I smiled. “Well, it won’t want me back, after you. I’m sure the place has never been cleaner.”
“Dusting things,” my sister told me loftily, “does make a difference, Verity. Oh, and your African violet’s in bloom. Remember how you said you couldn’t ever…”
“How on earth did you get it to bloom?”
“I watered it.”
“Ah.” I smiled again, feeling much less lonely. “That’s the secret, is it? And how is school?”
“Less brilliant,” Alison admitted, “but not bad. Oh, by the way, I meant to ask you—what is the name of the man you’re working for?”
“Peter Quinnell.”
“Oh right. That was my mistake, then.”
“What was?”
“Well, I knew it was Quinnell, but I couldn?
??t remember the first name, and last week in Waterstones I saw this book by a man named Quinnell, so I bought it, thinking it might be your boss, you see.” She paused for breath. “But anyway, once I got it home and took a proper look, I saw it couldn’t have been your Quinnell, because the man who wrote the book is dead, according to the dust jacket.”
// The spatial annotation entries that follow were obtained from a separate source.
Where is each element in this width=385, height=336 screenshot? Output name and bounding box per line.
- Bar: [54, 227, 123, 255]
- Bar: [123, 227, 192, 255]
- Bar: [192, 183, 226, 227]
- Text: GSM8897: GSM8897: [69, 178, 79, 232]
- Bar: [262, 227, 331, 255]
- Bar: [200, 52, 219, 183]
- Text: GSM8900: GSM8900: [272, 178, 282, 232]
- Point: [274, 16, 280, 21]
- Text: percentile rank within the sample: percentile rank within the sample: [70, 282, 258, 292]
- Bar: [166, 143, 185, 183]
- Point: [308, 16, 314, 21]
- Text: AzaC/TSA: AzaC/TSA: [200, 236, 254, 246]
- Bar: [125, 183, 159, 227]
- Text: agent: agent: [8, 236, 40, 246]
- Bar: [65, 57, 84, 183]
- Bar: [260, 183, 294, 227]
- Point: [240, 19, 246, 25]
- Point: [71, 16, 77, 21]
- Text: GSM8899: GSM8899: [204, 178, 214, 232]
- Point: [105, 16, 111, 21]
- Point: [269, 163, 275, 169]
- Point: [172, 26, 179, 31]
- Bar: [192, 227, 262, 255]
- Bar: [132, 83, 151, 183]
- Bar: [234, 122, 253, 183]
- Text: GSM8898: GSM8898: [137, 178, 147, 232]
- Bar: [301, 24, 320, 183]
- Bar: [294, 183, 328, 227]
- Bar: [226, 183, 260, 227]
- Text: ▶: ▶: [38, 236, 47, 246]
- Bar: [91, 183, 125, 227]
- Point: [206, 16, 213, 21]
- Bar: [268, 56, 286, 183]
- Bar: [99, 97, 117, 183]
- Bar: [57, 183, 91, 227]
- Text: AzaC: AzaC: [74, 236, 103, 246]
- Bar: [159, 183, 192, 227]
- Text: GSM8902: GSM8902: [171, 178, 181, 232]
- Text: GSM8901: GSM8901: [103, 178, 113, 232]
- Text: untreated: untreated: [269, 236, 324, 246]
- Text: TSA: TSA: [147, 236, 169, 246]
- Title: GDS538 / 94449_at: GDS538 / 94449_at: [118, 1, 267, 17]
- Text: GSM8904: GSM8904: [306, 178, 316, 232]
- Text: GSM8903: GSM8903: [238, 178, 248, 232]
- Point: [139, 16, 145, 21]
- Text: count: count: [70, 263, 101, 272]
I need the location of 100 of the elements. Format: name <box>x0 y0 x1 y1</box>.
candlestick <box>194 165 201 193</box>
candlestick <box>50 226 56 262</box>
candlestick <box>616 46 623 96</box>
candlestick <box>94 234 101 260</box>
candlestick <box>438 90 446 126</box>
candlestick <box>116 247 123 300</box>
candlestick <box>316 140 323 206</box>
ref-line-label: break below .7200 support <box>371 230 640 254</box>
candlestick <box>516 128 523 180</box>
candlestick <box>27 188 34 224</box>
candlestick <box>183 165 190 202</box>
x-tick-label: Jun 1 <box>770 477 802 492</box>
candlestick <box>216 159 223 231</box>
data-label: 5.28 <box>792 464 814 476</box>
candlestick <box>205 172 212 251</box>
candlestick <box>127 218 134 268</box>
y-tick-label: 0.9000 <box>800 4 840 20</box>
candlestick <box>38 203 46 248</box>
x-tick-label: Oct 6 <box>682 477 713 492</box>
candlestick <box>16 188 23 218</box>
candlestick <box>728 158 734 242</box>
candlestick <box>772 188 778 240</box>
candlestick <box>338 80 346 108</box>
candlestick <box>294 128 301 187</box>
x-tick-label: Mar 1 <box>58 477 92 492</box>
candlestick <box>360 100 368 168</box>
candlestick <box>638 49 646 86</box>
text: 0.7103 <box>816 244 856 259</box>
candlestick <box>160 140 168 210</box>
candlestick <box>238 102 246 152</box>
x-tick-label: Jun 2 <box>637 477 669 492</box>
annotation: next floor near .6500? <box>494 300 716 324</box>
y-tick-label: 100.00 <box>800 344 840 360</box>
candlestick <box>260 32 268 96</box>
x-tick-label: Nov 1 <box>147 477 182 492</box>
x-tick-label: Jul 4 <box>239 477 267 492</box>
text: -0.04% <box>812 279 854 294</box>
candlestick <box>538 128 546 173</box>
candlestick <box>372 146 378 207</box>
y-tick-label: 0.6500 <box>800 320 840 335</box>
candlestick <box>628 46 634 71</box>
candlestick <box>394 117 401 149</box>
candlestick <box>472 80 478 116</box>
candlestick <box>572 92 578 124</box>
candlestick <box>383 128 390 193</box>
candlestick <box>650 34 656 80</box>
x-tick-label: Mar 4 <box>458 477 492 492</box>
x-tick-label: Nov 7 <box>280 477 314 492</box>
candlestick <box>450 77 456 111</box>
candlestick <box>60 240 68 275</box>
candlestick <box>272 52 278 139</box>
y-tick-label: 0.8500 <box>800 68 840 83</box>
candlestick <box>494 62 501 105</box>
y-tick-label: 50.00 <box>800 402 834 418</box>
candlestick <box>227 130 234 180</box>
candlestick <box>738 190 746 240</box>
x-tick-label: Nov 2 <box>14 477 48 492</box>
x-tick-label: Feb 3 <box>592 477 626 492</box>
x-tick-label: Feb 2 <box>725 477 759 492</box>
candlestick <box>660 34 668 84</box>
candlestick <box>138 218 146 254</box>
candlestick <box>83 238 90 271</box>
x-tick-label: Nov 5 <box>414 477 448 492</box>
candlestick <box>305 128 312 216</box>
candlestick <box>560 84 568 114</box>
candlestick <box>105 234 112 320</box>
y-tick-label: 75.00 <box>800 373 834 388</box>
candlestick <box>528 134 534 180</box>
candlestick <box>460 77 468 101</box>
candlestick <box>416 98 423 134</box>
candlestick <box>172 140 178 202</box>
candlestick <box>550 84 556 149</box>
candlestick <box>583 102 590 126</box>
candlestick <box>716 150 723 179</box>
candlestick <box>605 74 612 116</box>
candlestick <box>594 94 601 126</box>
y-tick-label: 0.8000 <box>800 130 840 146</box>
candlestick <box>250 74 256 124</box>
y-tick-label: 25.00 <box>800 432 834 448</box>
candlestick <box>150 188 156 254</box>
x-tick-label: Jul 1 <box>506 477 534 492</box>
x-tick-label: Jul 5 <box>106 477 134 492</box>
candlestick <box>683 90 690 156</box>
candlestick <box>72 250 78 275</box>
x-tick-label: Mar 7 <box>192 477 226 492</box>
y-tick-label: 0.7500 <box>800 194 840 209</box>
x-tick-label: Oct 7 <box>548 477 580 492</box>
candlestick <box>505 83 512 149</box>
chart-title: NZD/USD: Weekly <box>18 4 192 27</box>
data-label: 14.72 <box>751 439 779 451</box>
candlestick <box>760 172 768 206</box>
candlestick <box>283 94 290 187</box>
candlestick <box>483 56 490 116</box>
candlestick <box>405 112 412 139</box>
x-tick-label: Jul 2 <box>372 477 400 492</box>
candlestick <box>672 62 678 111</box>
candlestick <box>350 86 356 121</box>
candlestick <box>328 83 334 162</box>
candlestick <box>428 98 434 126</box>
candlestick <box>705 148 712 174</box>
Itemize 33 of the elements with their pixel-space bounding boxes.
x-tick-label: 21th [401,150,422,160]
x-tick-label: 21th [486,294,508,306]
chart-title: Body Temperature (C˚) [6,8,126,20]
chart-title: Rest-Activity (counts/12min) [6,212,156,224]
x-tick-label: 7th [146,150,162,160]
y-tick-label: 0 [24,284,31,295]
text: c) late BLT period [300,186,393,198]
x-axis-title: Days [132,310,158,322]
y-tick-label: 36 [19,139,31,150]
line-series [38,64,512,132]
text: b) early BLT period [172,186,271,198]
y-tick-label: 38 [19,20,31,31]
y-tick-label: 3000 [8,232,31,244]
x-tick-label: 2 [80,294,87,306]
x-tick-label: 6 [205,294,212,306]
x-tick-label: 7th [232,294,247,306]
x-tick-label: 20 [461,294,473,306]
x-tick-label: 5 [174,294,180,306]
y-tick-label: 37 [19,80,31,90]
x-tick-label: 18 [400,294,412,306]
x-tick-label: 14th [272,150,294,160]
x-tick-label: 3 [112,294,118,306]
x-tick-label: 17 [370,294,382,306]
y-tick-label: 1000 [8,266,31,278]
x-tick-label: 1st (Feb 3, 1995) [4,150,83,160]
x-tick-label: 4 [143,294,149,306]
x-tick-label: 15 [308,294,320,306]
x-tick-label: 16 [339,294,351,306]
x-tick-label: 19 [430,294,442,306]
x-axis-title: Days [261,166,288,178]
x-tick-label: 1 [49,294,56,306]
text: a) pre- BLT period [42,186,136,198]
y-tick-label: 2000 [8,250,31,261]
“Ah.” I digested the information. “It was thoughtful of you to buy it, at any rate.”
“Yes, well, I ought to have known that it wasn’t the sort of thing an archaeologist would publish. It’s just a lot of photographs… you know, a coffee-table book. But Quinnell’s not a common name, and I thought—”
“Photographs?” I cut her off. “The author wouldn’t be a Philip Quinnell, by any chance?”
“Hang on, let me check, I’ve got the thing right here. Yes, that’s it… Philip. Who is he, then?”
“He was Peter’s son.”
“Really? Well, his photographs are deeply weird,” was her pronouncement. “They’re those awful computer-enhanced things, all distorted. But the man himself looks gorgeous, in his photograph. Does his father look like that?”
“Peter? Yes, he’s very handsome.”
“Is he nice to work for?”
“Wonderful.”
“Then it must be Adrian.”
I frowned, uncomprehending. “What?”
“Making you unhappy. And don’t tell me you’re not, because you never ring me at five in the morning unless you’re unhappy. You’re not involved with him again, are you?”
“With Adrian? Don’t be absurd.”
“Then who—?” She broke off, paused, and switched gears subtly. “Who else is in your field crew, did you say?”
The Spanish Inquisition, I thought, could have used someone like Alison. Once she hit on something she was like a terrier with a rat; she never let go.
“You’re way off beam,” I told her, trying to sound convincing. “It’s nothing to do with a man. It’s just… well, we had rather a crisis here, tonight. Someone’s mother had a heart attack, and we don’t know yet how she is, and I’m just on edge, that’s all. Waiting.”